Insider Transaction Report
- Disposition to Issuer
Common Stock
[F1][F2][F3]2026-02-01−7,274→ 0 total
Footnotes (3)
- [F1]As previously disclosed in a Current Report on Form 8-K filed with the SEC on February 2, 2026, at 12:01 a.m. ET on February 1, 2026 (the "Effective Time"), the issuer completed its previously announced merger with Fifth Third Bancorp ("Fifth Third"), and each share of the issuer's common stock, $5.00 par value per share, was converted into 1.8663 shares of Fifth Third common stock, no par value ("Fifth Third Common Stock").
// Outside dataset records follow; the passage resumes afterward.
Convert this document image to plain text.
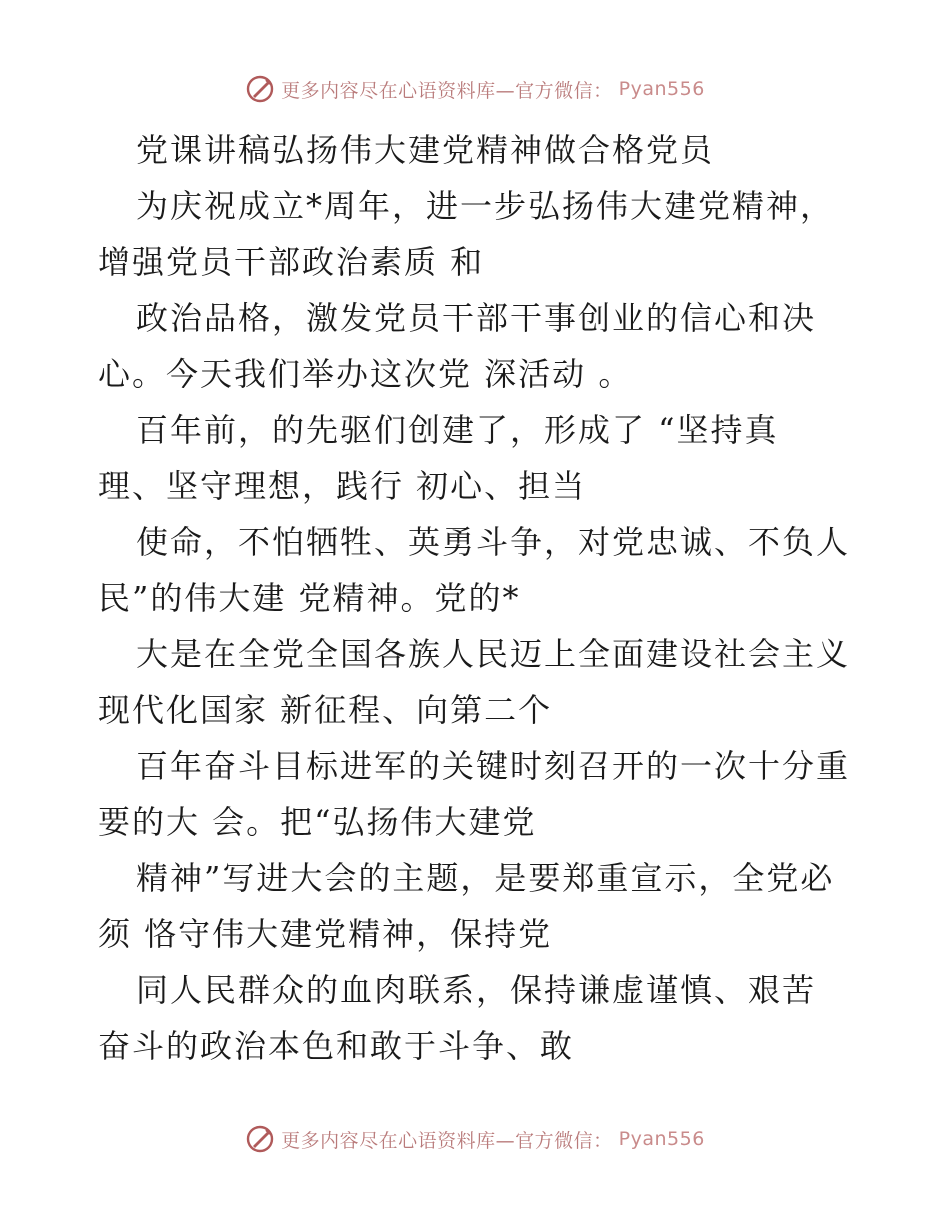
更多内容尽在心语资料库—官方微信： Pyan556
党课讲稿弘扬伟大建党精神做合格党员
为庆祝成立*周年，进一步弘扬伟大建党精神，
增强党员干部政治素质 和
政治品格，激发党员干部干事创业的信心和决
心。今天我们举办这次党 深活动 。
百年前，的先驱们创建了，形成了 “坚持真
理、坚守理想，践行 初心、担当
使命，不怕牺牲、英勇斗争，对党忠诚、不负人
民”的伟大建 党精神。党的*
大是在全党全国各族人民迈上全面建设社会主义
现代化国家 新征程、向第二个
百年奋斗目标进军的关键时刻召开的一次十分重
要的大 会。把“弘扬伟大建党
精神”写进大会的主题，是要郑重宣示，全党必
须 恪守伟大建党精神，保持党
同人民群众的血肉联系，保持谦虚谨慎、艰苦
奋斗的政治本色和敢于斗争、敢
更多内容尽在心语资料库—官方微信： Pyan556
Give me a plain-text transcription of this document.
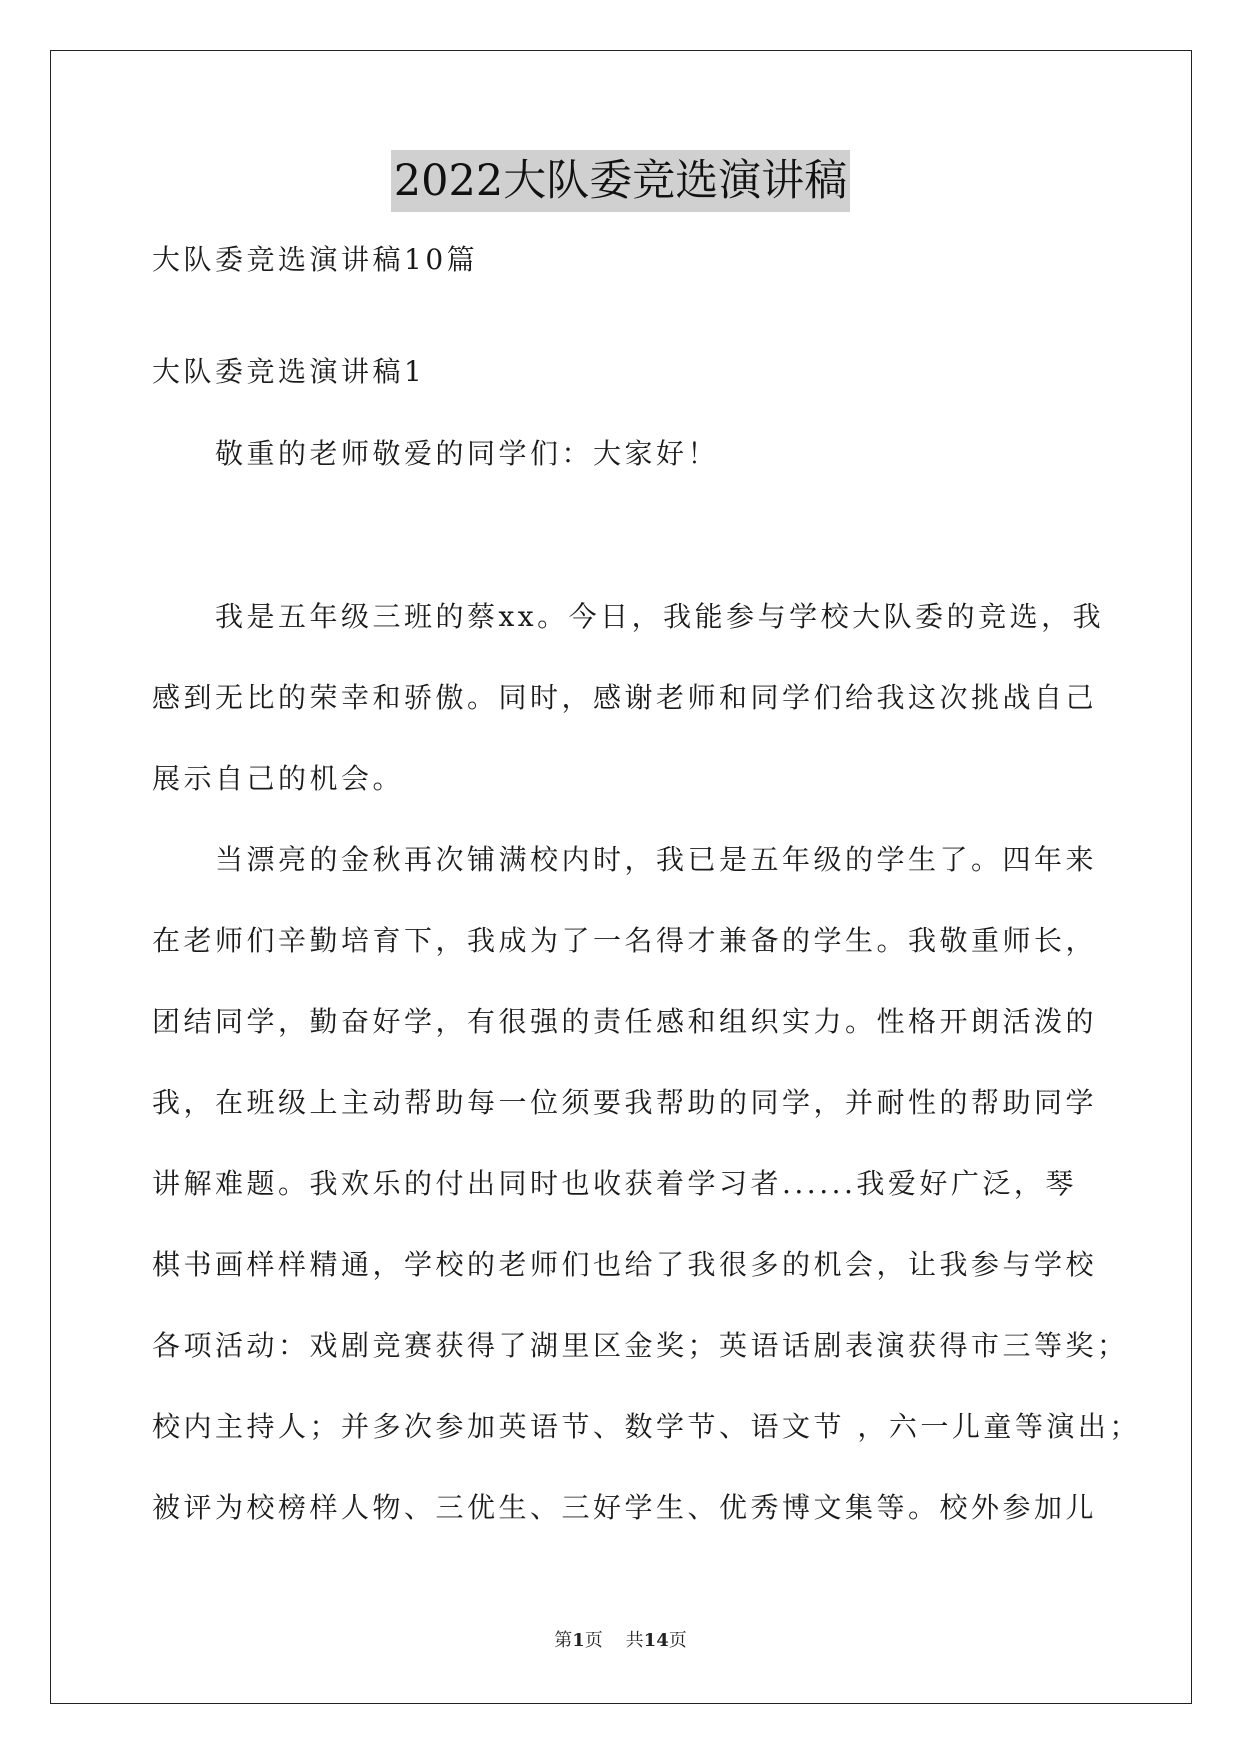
2022大队委竞选演讲稿
大队委竞选演讲稿10篇
大队委竞选演讲稿1
敬重的老师敬爱的同学们：大家好！
我是五年级三班的蔡xx。今日，我能参与学校大队委的竞选，我
感到无比的荣幸和骄傲。同时，感谢老师和同学们给我这次挑战自己
展示自己的机会。
当漂亮的金秋再次铺满校内时，我已是五年级的学生了。四年来
在老师们辛勤培育下，我成为了一名得才兼备的学生。我敬重师长，
团结同学，勤奋好学，有很强的责任感和组织实力。性格开朗活泼的
我，在班级上主动帮助每一位须要我帮助的同学，并耐性的帮助同学
讲解难题。我欢乐的付出同时也收获着学习者......我爱好广泛，琴
棋书画样样精通，学校的老师们也给了我很多的机会，让我参与学校
各项活动：戏剧竞赛获得了湖里区金奖；英语话剧表演获得市三等奖；
校内主持人；并多次参加英语节、数学节、语文节 ，六一儿童等演出；
被评为校榜样人物、三优生、三好学生、优秀博文集等。校外参加儿
第1页 共14页
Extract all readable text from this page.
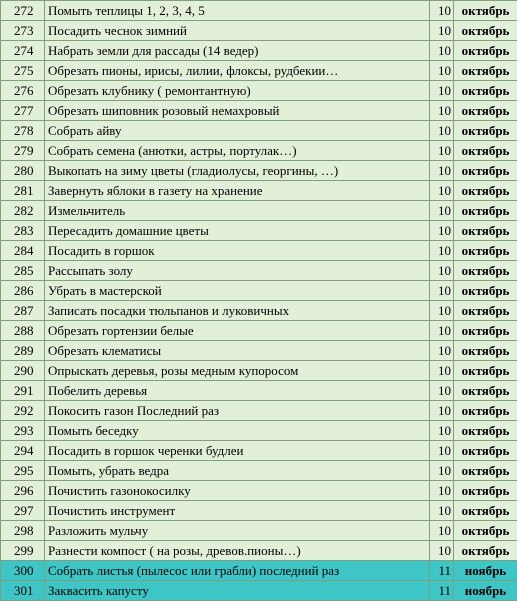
272	Помыть теплицы 1, 2, 3, 4, 5	10	октябрь
273	Посадить чеснок зимний	10	октябрь
274	Набрать земли для рассады (14 ведер)	10	октябрь
275	Обрезать пионы, ирисы, лилии, флоксы, рудбекии…	10	октябрь
276	Обрезать клубнику ( ремонтантную)	10	октябрь
277	Обрезать шиповник розовый немахровый	10	октябрь
278	Собрать айву	10	октябрь
279	Собрать семена (анютки, астры, портулак…)	10	октябрь
280	Выкопать на зиму цветы (гладиолусы, георгины, …)	10	октябрь
281	Завернуть яблоки в газету на хранение	10	октябрь
282	Измельчитель	10	октябрь
283	Пересадить домашние цветы	10	октябрь
284	Посадить в горшок	10	октябрь
285	Рассыпать золу	10	октябрь
286	Убрать в мастерской	10	октябрь
287	Записать посадки тюльпанов и луковичных	10	октябрь
288	Обрезать гортензии белые	10	октябрь
289	Обрезать клематисы	10	октябрь
290	Опрыскать деревья, розы медным купоросом	10	октябрь
291	Побелить деревья	10	октябрь
292	Покосить газон Последний раз	10	октябрь
293	Помыть беседку	10	октябрь
294	Посадить в горшок черенки будлеи	10	октябрь
295	Помыть, убрать ведра	10	октябрь
296	Почистить газонокосилку	10	октябрь
297	Почистить инструмент	10	октябрь
298	Разложить мульчу	10	октябрь
299	Разнести компост ( на розы, древов.пионы…)	10	октябрь
300	Собрать листья (пылесос или грабли) последний раз	11	ноябрь
301	Заквасить капусту	11	ноябрь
All transactions reflected herein are dispositions in connection with the merger. The closing price of Fifth Third Common Stock on the Nasdaq Stock Market LLC on the last trading day prior to the Effective Time was $50.22 per share.
- [F2]At the Effective Time, all equity awards held by the reporting person were converted to (i) an equivalent Fifth Third equity award or (ii) Fifth Third Common Stock, in accordance with the terms set forth in the merger agreement, which was previously filed as Exhibit 2.1 to the Current Report on Form 8-K filed with the SEC on October 9, 2025.
- [F3]As a result of the merger, the reporting person no longer beneficially owns, directly or indirectly, any shares of the issuer's common stock.